To find the contraction of a steel cylinder immersed in a bath of liquid nitrogen, one needs to know the coefficient of linear thermal expansion data as a function of temperature. This data is given for steel in Table 1.

**Table 1** Coefficient of linear thermal expansion as a function of temperature

Temperature, T (\({^\circ}F\)) | Coefficient of linear thermal expansion, \(\alpha\) (\({\mu{in}/}{{in/}{^\circ}F}\)) |
---|---|

\(80\) | \(6.47\) |

\(40\) | \(6.24\) |

\(-40\) | \(5.72\) |

\(-120\) | \(5.09\) |

\(-200\) | \(4.30\) |

\(-280\) | \(3.33\) |

\(-340\) | \(2.45\) |

An exercise to appreciate the way the thermal expansion coefficient changes with respect to the temperature is to look at the slope of the thermal expansion coefficient with respect to temperature at low and high temperatures.

## Questions

(1) Using the data from Table 1, is the rate of change of coefficient of thermal expansion with temperature more at \(T = 80{^\circ}F\) than at \(T = - 340{^\circ}F\) ? Use any numerical differentiation technique.

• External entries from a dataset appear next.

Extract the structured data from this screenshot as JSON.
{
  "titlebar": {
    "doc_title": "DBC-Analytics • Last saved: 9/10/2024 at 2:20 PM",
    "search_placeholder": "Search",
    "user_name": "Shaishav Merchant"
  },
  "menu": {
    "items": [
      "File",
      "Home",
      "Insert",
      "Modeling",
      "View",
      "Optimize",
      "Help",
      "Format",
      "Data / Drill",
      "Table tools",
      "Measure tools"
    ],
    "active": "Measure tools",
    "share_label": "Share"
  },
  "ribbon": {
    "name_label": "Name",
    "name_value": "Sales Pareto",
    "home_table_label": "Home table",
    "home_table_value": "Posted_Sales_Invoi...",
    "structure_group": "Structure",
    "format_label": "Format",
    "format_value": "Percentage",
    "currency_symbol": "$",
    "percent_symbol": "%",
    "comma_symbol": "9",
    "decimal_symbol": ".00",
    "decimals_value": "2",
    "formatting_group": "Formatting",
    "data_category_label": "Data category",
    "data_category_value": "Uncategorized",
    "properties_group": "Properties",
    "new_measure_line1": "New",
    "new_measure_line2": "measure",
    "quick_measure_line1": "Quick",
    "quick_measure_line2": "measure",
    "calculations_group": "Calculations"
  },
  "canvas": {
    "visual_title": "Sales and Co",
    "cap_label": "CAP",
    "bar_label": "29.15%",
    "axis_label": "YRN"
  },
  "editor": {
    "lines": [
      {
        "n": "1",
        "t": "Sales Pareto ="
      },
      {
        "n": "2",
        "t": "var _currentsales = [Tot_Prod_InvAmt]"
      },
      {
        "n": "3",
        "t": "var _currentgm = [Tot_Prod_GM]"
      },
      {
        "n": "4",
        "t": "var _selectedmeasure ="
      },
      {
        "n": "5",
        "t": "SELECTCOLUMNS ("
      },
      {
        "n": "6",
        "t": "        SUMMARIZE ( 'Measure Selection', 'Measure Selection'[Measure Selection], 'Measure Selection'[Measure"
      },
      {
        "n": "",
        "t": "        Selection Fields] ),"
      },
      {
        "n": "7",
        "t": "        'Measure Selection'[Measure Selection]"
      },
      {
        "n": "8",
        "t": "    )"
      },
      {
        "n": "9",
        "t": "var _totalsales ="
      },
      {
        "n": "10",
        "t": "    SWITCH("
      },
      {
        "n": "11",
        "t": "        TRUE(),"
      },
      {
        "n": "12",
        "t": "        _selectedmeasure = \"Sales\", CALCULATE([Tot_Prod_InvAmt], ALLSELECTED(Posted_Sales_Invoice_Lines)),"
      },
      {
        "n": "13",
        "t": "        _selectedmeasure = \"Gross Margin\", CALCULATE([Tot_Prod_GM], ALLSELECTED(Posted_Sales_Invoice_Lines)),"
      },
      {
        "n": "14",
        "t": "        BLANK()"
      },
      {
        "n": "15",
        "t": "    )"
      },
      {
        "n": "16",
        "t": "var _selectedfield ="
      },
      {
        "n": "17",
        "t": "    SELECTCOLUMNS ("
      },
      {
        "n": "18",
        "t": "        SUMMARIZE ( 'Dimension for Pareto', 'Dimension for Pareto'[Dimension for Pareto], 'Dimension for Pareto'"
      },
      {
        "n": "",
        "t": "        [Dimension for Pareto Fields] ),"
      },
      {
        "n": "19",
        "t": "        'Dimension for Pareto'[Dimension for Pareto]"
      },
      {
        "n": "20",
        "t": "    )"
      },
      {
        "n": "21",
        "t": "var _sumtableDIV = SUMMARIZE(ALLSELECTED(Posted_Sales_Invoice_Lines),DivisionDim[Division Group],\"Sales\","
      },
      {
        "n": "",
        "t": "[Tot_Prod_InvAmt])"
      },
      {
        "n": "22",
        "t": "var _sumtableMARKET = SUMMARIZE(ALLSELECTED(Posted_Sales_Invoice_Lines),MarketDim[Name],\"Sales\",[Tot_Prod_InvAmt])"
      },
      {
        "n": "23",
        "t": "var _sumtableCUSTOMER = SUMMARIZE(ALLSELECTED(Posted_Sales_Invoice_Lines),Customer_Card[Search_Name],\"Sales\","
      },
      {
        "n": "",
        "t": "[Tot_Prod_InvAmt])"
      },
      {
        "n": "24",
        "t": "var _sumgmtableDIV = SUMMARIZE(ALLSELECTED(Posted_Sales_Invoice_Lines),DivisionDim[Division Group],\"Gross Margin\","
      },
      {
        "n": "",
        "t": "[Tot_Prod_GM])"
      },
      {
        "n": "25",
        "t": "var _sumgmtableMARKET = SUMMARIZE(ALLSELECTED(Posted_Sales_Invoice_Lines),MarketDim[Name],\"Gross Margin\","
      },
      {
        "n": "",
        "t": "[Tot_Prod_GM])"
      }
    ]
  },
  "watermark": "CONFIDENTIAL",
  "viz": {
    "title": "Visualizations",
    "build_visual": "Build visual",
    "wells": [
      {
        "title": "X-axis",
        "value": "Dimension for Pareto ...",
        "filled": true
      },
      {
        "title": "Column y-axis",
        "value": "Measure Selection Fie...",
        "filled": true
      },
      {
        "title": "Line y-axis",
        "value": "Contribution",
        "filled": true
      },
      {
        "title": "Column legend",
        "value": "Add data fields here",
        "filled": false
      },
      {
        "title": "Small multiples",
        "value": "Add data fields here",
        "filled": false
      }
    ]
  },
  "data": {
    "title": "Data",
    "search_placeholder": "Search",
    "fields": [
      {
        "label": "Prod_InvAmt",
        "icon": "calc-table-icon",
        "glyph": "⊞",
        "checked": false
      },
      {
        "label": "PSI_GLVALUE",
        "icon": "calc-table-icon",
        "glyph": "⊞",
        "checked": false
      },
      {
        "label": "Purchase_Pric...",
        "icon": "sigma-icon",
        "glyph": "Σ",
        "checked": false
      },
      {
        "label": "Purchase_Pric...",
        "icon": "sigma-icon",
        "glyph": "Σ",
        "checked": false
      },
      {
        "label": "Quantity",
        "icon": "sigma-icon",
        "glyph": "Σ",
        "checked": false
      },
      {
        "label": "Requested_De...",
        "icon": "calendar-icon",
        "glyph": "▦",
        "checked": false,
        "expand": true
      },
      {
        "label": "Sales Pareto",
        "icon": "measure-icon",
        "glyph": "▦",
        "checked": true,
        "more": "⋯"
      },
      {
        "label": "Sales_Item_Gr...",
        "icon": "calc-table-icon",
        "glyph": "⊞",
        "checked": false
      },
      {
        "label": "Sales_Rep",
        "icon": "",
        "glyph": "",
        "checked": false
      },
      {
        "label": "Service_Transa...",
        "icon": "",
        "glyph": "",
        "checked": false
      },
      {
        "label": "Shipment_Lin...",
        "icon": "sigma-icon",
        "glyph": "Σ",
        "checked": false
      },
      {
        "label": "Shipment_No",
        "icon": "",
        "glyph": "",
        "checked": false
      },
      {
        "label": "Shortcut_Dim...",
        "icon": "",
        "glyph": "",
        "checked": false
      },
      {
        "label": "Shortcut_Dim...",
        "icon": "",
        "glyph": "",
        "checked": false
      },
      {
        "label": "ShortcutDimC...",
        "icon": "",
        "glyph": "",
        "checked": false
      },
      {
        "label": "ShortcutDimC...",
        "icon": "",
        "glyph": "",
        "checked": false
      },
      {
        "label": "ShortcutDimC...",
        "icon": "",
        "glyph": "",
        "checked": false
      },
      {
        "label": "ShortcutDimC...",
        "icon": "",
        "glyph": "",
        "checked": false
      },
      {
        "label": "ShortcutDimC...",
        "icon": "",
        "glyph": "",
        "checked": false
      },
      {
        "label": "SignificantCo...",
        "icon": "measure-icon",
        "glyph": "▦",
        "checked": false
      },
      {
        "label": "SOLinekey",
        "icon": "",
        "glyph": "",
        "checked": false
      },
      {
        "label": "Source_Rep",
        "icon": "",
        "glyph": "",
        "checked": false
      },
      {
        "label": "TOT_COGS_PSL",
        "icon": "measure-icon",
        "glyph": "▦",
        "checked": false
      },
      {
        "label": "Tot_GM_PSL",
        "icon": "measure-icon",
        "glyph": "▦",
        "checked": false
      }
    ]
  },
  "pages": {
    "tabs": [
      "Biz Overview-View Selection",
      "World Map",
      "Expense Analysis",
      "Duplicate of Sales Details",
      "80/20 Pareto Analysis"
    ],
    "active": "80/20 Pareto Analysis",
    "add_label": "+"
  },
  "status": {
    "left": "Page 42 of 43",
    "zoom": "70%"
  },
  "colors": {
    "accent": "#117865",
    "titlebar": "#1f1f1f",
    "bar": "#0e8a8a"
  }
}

(2) The data given in Table 1 can be regressed to \(\alpha = a_{0} + a_{1}T + a_{2}T^{2}\) to get \(\alpha = {6.0217} \times {1}{0}^{- 6} + {6.2782} \times {1}{0}^{- 9}T - {1.2218} \times {1}{0}^{- {11}}T^{2}\). Compare the results from Problem 1 if you use the regression curve to find the rate of change of coefficient of thermal expansion with respect to temperature at \(T = 80{^\circ}F\) and at \(T = - 340{^\circ}F\).